In the 2015 Paris Agreement, 197 countries agreed to try to keep temperature rises to 1.5°C to avoid the worst impacts of climate change. The policy backed pledges made at COP26 in Glasgow still leave us on course for 2.4°C of warming according to Climate Action Tracker. We now need globally to decarbonise at more than five times our current rate, according to PwC’s latest Net Zero Economy Index, achieving 12.9% reductions in intensity every year from now to 2050, compared with the 2.5% rate of reduction that we have managed since 2000.

The rise of climate Venture Capital (VC).

There is a new ecosystem forming rapidly around climate tech start-ups; The State of Climate Tech 2020 report highlighted the rapid increase in the climate tech VC market, growing from £313.5 million globally in 2013 to £12.3bn in 2019. At the global level, climate tech now accounts for 14p of every venture capital pound.


The UK is emerging as a global climate tech leader.

The UK has been at the forefront of a global boom in climate tech investment since the Paris Agreement – ranking top in Europe and third globally, behind only China and the USA, for total climate tech Venture Capital funding between 2013 and H1 2021.

However, there is uneven distribution across sectors.

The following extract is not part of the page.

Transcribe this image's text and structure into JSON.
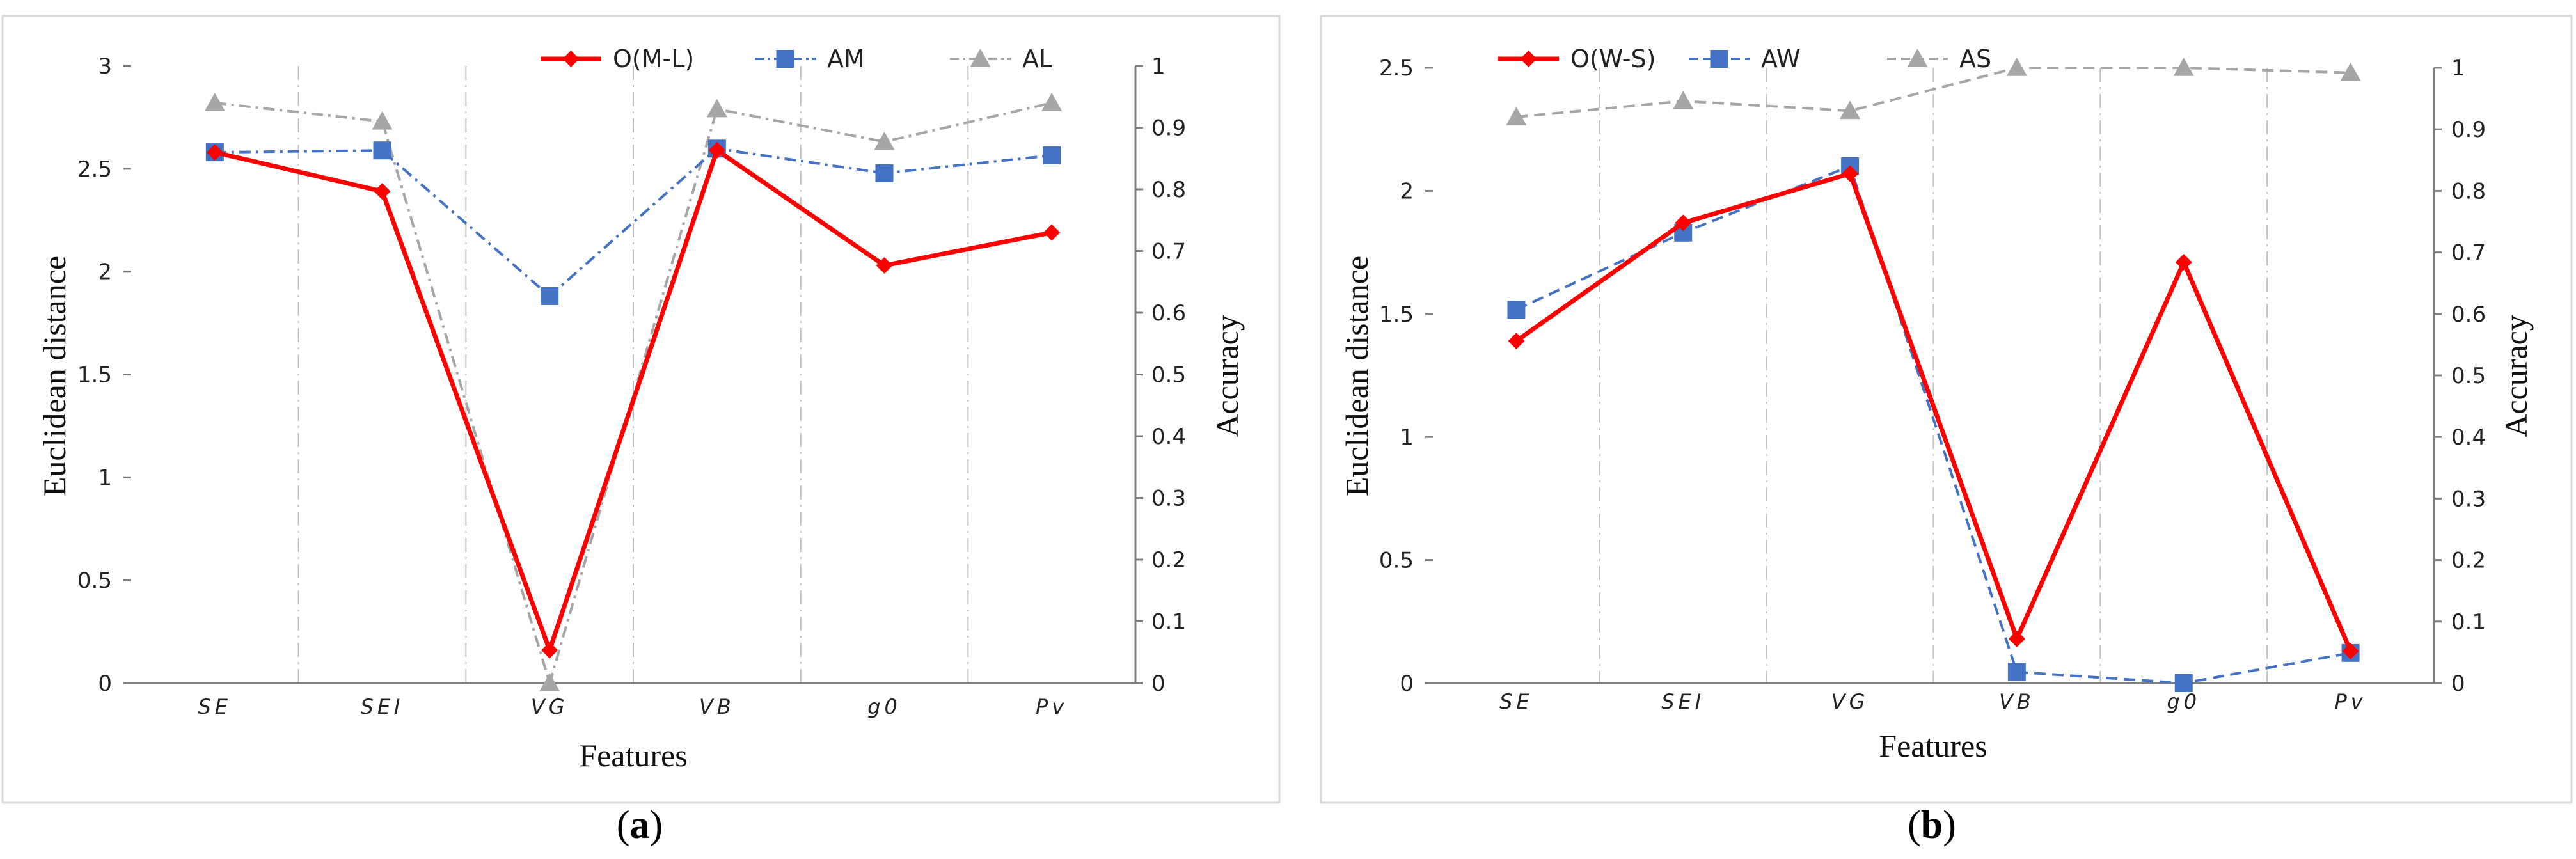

For example, in 2021, alongside private sector investors, the UK Government backed a world first programme to build an operational hub for Net Zero air taxis and delivery drones, yet lags behind in other critical areas, like EV battery production, where manufacturing in China dramatically outpaces the world.

Investment has also been skewed towards the “low-hanging fruit” of well-proven technologies, leaving a series of sectors underfunded, where there are commercially viable approaches with high carbon abatement potential.


The UK Carbon Funding Gap.

While the overall inward investment environment within the UK is increasingly healthy, climate tech investment in the UK mirrors the global pattern of uneven flows captured in SOCT21, with decarbonisation funding mismatched to the carbon abatement opportunity. As PwC's SOCT21 shows, a high proportion of climate tech investment appears to have focussed on prioritising near term commercial outcomes rather than longer term, higher carbon impact solutions.